NASA Bedrest Double Duty


Following updates on the European Space Agency flight simulations, I'm happy to say I see new press about JSC sims too! Rooms in the NASA facility are full again!

Justin Ciaciura of Conroe, Texas completed a 105-day study. 70 days were spent tilted, so he beat my time by a whopping 15 days. I have so much admiration for this dedicated man, who epitomizes the doctors' assurances about the program quality: "We do our best to identify people who are motivated to participate in the study. People don't do this for the money; they have a higher commitment." 

NASA Bed Rest Study

 The money... is... freaking awesome, however: $5,000 per month, which is great if you've just graduated, can't find a job, are between jobs, or just plain love space exploration and want to add to the databanks of scientific and medical knowledge!

So says Justin, "The novelty wears off pretty quick. This is hard work. But knowing you're actually making a contribution to NASA’s space program is very rewarding." 

Why lying down? Well, certain things that happen to the body in the micro-gravity of space also happen identically when one lies down for extended periods. Bones, as measured by DEXA Scans, can lose mineral density and mass, plasma volume can decrease, heart and surrounding muscles can change, and your sense of balance and depth perception, as measured by posturography, can go... what's the technical term? Totally wonky.

These studies seek countermeasures to keep astronauts more healthy, with a mind to reaching Mars someday. That will take 2 years in space, and we have yet to work our astronauts up to 1 year! Adapting to the weightless environment is no easy task. Later, re-adapting to Earth gravity can be equally demanding. So, while grounded from manned flight, these studies are crucial to many space agencies.

NASA Research Studies

Incredibly, while googling for the specs on the newest studies, I found yet another subject in the press, compliments of podcasters Mike Danforth and Ian Chillag. Their Tumblr archive of "How To Do Everything" contains a fantastic recording of "70 Days in Bed with Howard". 

Howard survived the 105-day program at NASA which required 70 days of spaceflight simulation! During his time "play astronaut", Mike & Ian thrice featured him in their podcasts: day 21 of tilt, then day 32, and finally day 90, once he "returned to Earth" and was rehabilitating his muscles.

Many questions were predictable: "So, are you starting to go crazy?!" -- and I loved Howard's answers. Like him, I'm a very active person, so it's difficult to be restricted, but many of us are willing to do it for the sake of future space exploration. Howard described his typical days, with all the little things one must cope with in studies, both good and bad.

Further along in the podcast, NASA principal investigator Dr. Ronita Cromwell weighed in with scientific descriptions of things the studies explore about bone, muscle, and bodily fluids.

NASA Vertical Treadmill
Howard and Dr. Cromwell list behavioral and medical tests  -- many of which are analogs of everything done to astronauts before, during, and after spaceflight. I found the third segment the most interesting, where Howard describes returning to normal gravity, noting things the body must "re-learn" in order to walk, resume daily tasks, drive a car, etc. Adaptation in both directions can be eye-opening!

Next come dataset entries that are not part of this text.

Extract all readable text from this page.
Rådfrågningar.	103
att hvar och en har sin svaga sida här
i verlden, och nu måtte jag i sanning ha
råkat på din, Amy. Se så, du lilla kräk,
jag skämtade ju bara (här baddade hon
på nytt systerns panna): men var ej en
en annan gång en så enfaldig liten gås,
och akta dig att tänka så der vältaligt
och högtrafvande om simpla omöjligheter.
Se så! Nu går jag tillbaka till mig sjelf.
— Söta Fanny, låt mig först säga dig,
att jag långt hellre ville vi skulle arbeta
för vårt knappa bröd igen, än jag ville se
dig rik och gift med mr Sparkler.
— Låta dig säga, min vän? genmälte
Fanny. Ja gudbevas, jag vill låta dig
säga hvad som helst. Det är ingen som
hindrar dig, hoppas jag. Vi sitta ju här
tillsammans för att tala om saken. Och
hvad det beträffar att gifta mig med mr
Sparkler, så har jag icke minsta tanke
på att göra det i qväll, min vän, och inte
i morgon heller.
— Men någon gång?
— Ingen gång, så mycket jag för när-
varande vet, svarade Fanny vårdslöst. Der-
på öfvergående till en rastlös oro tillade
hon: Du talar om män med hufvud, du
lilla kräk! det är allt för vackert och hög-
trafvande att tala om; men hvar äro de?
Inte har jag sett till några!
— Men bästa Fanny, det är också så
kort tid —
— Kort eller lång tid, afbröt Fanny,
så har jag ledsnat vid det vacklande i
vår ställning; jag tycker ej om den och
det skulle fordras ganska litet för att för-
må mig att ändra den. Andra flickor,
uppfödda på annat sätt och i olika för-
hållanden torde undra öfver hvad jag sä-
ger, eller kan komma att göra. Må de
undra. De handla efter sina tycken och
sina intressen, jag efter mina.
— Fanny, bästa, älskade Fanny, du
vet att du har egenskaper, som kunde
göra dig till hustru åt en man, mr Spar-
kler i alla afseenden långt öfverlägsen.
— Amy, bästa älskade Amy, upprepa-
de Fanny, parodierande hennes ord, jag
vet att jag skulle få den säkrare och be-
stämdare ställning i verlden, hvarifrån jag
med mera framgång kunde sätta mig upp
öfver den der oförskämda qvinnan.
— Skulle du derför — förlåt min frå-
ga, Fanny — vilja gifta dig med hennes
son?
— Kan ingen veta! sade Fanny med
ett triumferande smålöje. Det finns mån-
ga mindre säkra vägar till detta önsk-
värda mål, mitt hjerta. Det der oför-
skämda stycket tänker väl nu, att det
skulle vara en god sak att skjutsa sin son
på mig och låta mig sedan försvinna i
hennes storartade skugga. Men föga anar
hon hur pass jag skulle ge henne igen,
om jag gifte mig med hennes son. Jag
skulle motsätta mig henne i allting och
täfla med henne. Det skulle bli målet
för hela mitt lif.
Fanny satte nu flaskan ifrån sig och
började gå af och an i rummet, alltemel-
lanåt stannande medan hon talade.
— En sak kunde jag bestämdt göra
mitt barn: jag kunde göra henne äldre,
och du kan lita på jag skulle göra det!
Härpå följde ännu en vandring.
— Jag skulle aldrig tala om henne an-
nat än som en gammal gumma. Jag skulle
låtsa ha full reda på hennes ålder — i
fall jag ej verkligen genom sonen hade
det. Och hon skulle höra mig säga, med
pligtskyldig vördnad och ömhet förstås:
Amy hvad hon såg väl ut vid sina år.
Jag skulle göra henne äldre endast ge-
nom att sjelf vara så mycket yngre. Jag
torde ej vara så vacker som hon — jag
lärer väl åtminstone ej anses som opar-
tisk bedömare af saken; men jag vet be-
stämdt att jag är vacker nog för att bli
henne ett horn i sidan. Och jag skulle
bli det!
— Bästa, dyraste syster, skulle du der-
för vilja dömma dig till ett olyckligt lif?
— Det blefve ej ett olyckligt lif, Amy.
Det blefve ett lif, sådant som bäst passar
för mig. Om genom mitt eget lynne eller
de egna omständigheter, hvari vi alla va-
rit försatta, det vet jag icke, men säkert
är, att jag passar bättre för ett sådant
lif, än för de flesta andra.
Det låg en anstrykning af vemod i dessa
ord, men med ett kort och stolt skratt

Contrary to some web forum myths about these studies, neither of the men were half-dead, depressed, crippled or compromised for life. I did three of these programs, and am robustly healthy. Pregnant women go on bedrest, sometimes for months, and do not suffer for life. So, don't believe fearmongering on the internet; read stories like these about people who have actually completed them.

Only active, healthy people with strong bones and great blood pressure are selected in the first place, and we are HIGHLY motivated to get back into shape again afterwards. Every participant gets us one step closer to Mars!